Vixen
Penultimate Amazing
No. There were points of connectivity between the bow visor and the bow ramp. When the visor eventually tore itself free from the ship, it damaged the structural integrity of the ramp as it did so. There's zero mystery as to why the visor came off the ship while the ramp - though damaged and fatally compromised - stayed attached to the ship.

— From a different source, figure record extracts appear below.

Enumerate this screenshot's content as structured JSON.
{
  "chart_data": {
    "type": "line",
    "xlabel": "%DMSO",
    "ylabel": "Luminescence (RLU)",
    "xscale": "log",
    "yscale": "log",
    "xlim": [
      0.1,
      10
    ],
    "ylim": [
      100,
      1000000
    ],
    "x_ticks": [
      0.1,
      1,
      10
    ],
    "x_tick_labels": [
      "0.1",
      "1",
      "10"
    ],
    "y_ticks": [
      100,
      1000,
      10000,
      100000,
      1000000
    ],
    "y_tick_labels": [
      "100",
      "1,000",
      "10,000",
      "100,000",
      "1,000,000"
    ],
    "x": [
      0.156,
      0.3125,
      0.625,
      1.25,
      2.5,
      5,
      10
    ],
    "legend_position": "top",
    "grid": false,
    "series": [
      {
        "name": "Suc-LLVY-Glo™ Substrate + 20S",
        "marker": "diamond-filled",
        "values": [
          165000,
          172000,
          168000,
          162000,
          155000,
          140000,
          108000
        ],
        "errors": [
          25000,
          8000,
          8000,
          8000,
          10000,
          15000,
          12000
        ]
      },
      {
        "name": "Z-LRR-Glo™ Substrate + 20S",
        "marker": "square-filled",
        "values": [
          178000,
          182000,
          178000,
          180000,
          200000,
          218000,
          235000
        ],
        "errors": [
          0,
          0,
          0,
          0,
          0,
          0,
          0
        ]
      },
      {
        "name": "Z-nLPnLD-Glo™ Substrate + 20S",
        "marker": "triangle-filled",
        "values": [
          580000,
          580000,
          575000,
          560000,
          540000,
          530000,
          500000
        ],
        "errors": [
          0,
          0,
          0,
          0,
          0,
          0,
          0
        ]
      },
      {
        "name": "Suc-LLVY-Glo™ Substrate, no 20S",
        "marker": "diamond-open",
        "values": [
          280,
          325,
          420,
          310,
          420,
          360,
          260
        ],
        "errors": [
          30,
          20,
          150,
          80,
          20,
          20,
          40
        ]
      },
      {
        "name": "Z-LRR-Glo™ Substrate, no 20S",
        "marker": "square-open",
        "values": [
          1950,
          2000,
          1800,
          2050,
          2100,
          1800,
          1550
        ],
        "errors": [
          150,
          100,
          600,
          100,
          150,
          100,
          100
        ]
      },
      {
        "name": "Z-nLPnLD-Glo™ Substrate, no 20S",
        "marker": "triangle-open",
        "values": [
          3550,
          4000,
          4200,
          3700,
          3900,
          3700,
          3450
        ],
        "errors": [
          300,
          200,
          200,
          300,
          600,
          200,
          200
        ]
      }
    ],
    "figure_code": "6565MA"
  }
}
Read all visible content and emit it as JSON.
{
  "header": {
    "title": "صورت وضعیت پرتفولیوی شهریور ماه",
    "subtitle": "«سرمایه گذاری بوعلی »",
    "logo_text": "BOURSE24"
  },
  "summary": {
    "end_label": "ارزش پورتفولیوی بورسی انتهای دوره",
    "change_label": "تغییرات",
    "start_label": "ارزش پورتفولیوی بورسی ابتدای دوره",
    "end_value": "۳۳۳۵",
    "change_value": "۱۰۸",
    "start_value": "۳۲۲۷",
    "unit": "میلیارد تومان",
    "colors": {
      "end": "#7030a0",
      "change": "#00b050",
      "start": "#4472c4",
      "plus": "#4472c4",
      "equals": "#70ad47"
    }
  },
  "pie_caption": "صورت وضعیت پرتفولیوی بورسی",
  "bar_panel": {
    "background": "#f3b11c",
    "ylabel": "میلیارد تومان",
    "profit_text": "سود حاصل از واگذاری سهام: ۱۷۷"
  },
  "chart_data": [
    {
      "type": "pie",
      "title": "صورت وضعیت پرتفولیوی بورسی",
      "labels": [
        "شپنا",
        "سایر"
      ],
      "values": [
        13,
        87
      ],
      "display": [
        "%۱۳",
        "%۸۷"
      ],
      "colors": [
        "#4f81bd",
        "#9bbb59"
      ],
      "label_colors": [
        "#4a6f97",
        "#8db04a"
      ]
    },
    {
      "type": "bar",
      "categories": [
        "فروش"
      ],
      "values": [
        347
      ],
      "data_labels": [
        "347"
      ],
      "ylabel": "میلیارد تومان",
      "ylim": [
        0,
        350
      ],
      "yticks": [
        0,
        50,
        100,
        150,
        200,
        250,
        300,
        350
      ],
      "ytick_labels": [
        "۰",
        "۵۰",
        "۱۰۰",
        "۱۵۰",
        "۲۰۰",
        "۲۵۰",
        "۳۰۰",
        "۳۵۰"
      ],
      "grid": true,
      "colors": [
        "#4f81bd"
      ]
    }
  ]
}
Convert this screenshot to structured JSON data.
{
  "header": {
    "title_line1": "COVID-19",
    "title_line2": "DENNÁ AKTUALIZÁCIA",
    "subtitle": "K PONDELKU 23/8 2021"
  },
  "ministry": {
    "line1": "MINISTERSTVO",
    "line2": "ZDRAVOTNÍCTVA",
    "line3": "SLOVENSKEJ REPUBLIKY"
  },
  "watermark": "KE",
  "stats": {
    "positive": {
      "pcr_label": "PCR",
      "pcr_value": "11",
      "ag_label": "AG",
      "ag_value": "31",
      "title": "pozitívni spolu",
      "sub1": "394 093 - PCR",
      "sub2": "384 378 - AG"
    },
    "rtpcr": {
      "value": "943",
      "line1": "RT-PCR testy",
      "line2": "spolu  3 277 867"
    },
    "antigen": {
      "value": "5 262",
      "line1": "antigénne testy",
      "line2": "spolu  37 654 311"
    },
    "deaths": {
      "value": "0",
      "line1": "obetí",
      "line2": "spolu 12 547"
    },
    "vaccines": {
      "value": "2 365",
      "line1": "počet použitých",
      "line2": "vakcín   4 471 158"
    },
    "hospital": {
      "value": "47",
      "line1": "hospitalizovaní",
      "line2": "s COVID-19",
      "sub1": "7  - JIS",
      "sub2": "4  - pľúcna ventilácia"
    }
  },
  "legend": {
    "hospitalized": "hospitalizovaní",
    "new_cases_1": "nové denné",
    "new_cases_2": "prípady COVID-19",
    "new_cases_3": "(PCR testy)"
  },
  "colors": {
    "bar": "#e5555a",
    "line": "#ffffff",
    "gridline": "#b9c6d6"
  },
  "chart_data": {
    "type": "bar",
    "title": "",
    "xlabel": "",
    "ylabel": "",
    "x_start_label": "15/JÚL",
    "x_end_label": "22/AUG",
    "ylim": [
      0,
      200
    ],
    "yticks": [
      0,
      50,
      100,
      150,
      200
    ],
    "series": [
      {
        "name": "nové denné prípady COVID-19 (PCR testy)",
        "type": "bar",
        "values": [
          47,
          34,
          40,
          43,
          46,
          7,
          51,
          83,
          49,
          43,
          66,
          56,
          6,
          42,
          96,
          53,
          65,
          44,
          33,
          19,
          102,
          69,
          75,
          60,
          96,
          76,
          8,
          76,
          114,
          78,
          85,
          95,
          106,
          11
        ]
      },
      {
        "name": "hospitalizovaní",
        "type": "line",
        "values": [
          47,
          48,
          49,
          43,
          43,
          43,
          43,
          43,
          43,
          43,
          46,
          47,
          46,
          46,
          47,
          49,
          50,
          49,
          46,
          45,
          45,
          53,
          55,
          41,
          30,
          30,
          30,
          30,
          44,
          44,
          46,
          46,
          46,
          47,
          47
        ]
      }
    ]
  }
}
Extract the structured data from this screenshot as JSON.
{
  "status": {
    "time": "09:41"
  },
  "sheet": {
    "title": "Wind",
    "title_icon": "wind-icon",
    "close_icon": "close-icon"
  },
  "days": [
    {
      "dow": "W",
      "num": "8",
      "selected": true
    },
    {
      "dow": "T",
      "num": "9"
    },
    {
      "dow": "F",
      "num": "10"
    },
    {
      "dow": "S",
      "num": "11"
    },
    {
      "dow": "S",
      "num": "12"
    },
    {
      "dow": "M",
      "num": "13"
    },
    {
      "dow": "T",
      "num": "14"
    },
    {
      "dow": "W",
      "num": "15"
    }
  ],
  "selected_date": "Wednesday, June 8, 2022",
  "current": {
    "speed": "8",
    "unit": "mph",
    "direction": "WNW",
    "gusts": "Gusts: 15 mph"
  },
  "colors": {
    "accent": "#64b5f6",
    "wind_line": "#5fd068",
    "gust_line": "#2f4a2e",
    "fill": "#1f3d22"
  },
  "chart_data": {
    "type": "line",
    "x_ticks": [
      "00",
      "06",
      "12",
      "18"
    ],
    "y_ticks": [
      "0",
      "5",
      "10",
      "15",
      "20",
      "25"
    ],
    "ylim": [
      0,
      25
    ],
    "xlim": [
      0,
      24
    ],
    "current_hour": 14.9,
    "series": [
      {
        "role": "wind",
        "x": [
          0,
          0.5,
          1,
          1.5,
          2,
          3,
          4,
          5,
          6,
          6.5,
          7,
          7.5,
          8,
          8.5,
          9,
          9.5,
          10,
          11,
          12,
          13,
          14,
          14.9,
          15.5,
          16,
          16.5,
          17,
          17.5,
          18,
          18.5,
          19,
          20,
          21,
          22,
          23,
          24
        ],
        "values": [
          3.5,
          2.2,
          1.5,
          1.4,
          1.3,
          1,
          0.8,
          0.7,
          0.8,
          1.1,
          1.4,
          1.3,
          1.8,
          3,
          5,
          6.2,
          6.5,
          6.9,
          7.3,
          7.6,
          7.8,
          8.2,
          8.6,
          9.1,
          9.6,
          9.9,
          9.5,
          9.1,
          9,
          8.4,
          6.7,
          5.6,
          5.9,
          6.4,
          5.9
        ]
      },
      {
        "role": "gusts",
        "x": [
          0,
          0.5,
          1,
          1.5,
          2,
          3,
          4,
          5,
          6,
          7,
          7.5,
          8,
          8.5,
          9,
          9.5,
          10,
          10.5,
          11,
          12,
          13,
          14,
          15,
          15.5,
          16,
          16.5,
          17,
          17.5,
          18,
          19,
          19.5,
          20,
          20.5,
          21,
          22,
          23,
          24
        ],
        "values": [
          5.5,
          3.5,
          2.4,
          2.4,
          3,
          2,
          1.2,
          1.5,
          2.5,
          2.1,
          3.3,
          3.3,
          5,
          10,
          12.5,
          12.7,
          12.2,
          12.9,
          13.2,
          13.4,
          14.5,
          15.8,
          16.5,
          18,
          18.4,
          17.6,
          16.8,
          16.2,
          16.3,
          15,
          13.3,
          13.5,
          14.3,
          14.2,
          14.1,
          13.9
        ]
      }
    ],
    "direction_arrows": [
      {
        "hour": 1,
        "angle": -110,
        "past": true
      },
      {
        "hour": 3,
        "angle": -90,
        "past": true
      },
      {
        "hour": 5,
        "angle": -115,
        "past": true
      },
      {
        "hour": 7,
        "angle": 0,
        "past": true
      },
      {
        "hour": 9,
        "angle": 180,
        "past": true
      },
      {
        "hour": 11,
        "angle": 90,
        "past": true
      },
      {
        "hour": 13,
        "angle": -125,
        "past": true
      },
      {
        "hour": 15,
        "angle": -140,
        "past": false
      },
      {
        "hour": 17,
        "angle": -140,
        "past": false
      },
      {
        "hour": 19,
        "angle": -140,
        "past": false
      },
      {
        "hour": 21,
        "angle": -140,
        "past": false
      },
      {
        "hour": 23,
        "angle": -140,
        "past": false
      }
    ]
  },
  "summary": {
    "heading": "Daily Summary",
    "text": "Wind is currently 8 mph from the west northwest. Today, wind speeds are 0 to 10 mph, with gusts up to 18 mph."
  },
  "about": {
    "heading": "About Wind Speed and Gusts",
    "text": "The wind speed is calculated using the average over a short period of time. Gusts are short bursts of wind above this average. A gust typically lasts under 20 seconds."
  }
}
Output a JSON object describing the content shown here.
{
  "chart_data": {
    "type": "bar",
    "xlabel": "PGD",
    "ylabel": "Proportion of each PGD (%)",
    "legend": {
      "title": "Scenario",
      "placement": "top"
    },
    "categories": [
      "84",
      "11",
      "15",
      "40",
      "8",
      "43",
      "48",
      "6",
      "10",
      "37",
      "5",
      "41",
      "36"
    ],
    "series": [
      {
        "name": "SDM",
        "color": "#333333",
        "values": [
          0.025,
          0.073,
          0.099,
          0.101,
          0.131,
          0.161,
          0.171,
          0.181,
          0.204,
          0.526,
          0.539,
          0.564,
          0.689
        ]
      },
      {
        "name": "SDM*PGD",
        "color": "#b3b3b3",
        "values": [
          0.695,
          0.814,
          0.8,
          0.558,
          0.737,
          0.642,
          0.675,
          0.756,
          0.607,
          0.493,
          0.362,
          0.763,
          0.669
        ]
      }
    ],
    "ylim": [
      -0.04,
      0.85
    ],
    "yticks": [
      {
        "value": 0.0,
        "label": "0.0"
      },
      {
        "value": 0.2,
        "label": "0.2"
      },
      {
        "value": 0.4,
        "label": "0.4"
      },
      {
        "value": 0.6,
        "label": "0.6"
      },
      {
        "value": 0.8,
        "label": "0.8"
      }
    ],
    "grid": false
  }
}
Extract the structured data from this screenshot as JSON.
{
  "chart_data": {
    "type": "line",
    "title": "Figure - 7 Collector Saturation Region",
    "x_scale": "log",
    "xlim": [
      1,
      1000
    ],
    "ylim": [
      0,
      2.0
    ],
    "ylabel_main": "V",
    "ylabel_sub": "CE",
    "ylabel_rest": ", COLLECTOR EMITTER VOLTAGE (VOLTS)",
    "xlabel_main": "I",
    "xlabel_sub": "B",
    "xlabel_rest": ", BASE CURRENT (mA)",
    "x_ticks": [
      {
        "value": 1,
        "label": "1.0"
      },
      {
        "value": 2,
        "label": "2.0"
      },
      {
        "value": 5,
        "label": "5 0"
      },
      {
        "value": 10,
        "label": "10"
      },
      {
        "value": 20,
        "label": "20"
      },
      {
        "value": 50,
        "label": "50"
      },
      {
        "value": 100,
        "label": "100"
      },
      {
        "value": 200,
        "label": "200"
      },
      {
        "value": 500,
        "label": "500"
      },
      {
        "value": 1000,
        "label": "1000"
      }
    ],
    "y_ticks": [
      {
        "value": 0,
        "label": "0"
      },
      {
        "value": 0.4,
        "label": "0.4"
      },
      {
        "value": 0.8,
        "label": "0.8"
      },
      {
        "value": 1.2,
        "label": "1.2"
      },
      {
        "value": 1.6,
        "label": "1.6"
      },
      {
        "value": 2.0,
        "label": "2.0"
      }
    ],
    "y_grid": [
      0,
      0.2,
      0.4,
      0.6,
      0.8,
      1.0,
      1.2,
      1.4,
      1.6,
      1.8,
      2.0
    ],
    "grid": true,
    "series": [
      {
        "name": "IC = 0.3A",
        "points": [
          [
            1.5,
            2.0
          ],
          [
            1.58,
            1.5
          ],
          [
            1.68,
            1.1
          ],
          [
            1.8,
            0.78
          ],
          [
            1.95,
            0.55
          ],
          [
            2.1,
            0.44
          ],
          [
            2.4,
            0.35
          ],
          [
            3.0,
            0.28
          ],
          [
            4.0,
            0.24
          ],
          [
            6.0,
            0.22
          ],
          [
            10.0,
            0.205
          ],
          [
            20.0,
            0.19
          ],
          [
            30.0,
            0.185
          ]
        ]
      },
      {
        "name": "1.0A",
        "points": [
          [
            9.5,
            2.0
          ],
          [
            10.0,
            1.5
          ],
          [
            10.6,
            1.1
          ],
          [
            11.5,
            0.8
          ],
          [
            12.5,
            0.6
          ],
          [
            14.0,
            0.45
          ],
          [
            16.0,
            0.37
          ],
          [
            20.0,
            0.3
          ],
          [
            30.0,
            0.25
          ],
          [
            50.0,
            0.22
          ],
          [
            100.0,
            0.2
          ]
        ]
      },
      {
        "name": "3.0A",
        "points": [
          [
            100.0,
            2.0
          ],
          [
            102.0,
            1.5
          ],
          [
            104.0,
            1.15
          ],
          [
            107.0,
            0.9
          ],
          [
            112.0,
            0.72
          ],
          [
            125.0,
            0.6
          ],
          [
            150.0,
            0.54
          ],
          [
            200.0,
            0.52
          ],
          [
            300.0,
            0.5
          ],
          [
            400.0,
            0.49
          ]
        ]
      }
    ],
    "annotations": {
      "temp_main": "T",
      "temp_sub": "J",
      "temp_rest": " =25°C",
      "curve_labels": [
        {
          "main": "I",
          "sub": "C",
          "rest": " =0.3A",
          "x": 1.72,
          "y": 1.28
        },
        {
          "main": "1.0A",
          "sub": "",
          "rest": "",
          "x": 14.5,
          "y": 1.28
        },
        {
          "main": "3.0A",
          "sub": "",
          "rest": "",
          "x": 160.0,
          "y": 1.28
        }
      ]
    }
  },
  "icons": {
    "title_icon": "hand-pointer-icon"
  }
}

The sides of the bow ramp - which by now were not watertight, after the ramp's structural integrity was damaged when the bow visor tore off the ship - were (obviously) closer to the waterline than the top of the ramp. It's therefore zero mystery as to why the majority of the water forcing its way around the ramp and into the vehicle deck came in via the sides of the ramp rather than the top.
And?
Once again: no dice. Your (ignorant and ill-founded) attempt at an argument on this point can immediately be refuted by reference to the Herald of Free Enterprise disaster. That ferry also had a vehicle deck above the waterline. That ferry was sailing in relatively flat-calm seas at the time. And that ferry sank because its open bow doors allowed enough water into the ship to fatally compromise its buoyancy. By contrast, the Estonia - pitching up and down in the high swell and still sailing at speed - would have taken in water via its broken bow opening even more easily than HOFE did.
The Herald of Free Enterprise ended up like this. Stop making fabrications about it having sunk to the bottom of the sea like the Estonia.